Pairings: Poets and Painters


 
 
In the previous issue of the journal I launched this “corner” in which collaboration between poets and painters might happen. Here’s the language I used to describe the next steps:
 
I’ve conceived of this ‘corner’ of Tupelo Quarterly as a loosely bounded place for poets and painters, a place of mutual usefulness, of reverberations. In TQ2 I will invite poets to write poems in response to images by one or two of my favorite contemporary painters . . . I will then select a number of pairings of image and poem for posting in the following edition of TQ, and the conversation will have begun! I expect the TQ collaborative exchanges to evolve over time, perhaps leading to the inclusion of arts other than poetry and painting. This is a place to start, at once freewheeling yet slightly constrained.
 
I have invited three of my favorite visual artists to take part: Karl Mullen, Sara Farrell Okamura and Gabriela Vainsencher. I asked each of them to choose three works they would most like to see put into poetic conversation: the nine works reproduced here thus represent the artists’ direct invitation to poets to respond. I am grateful to Sara and Karl and Gabriela for their enormous gifts and for their openness to this experiment in (virtual) collaboration. Come, join the company!
 
In the coming weeks I, in conversation with the artists, will solicit particular poets to answer the call of these images. We will publish the results of these collaborations in TQ3.
 
But what about the promise of freewheelingness above? I hope that the readers of TQ find these images as startling and generative as I do. I will be eager to read the poems, or fragments of poems, that these works inspire in you.
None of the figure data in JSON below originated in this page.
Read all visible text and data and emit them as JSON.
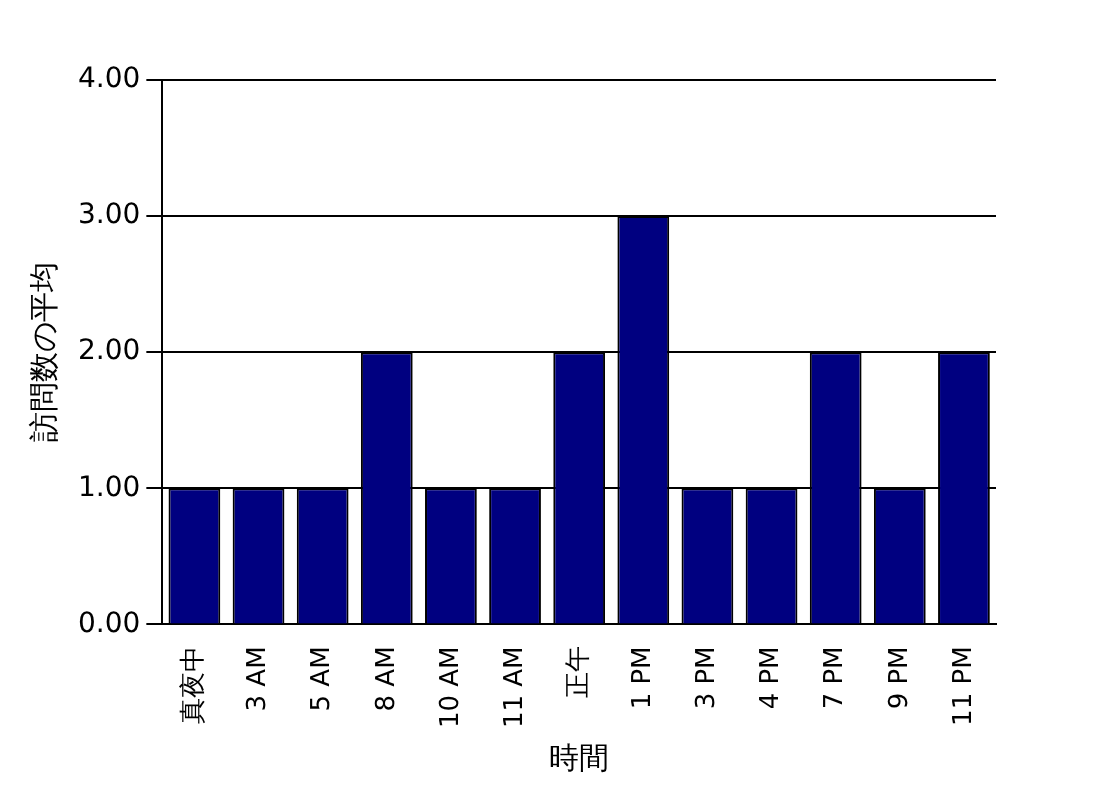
{
  "chart_data": {
    "type": "bar",
    "xlabel": "時間",
    "ylabel": "訪問数の平均",
    "categories": [
      "真夜中",
      "3 AM",
      "5 AM",
      "8 AM",
      "10 AM",
      "11 AM",
      "正午",
      "1 PM",
      "3 PM",
      "4 PM",
      "7 PM",
      "9 PM",
      "11 PM"
    ],
    "values": [
      1,
      1,
      1,
      2,
      1,
      1,
      2,
      3,
      1,
      1,
      2,
      1,
      2
    ],
    "color": "#000080",
    "ylim": [
      0,
      4
    ],
    "yticks": [
      {
        "value": 0,
        "label": "0.00"
      },
      {
        "value": 1,
        "label": "1.00"
      },
      {
        "value": 2,
        "label": "2.00"
      },
      {
        "value": 3,
        "label": "3.00"
      },
      {
        "value": 4,
        "label": "4.00"
      }
    ],
    "grid": "y",
    "legend": false
  }
}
Watch the TQ Facebook page in the next months for invitations to share your work!
 
 
Cassandra Cleghorn
Associate Editor

 

 

 

 

Karl Mullen, born in Dublin, Ireland, lives and works in Williamstown MA. He has developed his own non-traditional approach to art making and materials, using a combination of walnut oil, raw powder pigment, wine, tea and a wax medium that coalesce into color-saturated, luminous images. Painting largely with his hands, Karl creates distinctive, poetic figures that float on fields of color. Mullen’s work is shown in galleries throughout North America and Europe, and in the annual Outsider Art Fair in New York. His most recent residency was at the No Boundaries International Art Colony on Bald Head Island, Cape Fear, North Carolina.

 

Sara Farrell Okamura, a graduate of the School of the Museum of Fine Arts, Boston has been a working artist for over 26 years. In that time she has exhibited work locally, nationally and internationally. She has been the recipient of grants from the Illinois Arts Council and the A.R.T. Fund sponsored by the Berkshire Taconic Foundation. She has exhibited work at the International Print Center in New York, participated in exhibitions at Thompson Giroux Gallery in Chatham, New York and Press Gallery, North Adams, MA. She is founding executive director of Northern Berkshire Creative Arts, a community based hands-on arts center.

 

Gabriela Vainsencher is an Argentine-born Israeli artist living and working in Brooklyn. Her drawings, installations and videos have been shown in the US and abroad, including a 2012 two-person exhibition at the Musee d’Art Moderne, Le Havre, France, that added Vainsencher’s video, Reconstruction, to their collection. Recent solo exhibitions include Recession Art gallery, New York, NY, and La Chambre Blanche, Quebec City. She has participated in artist residencies including Yaddo, The Atlantic Center for the Arts, and La Chambre Blanche (Canada). Vainsencher is the founder of the Morning Drawing Residency, writes about art The Huffington Post and occasionally teaches art at Williams College, in Williamstown, MA. She will enter the MFA program at Hunter College in January 2014.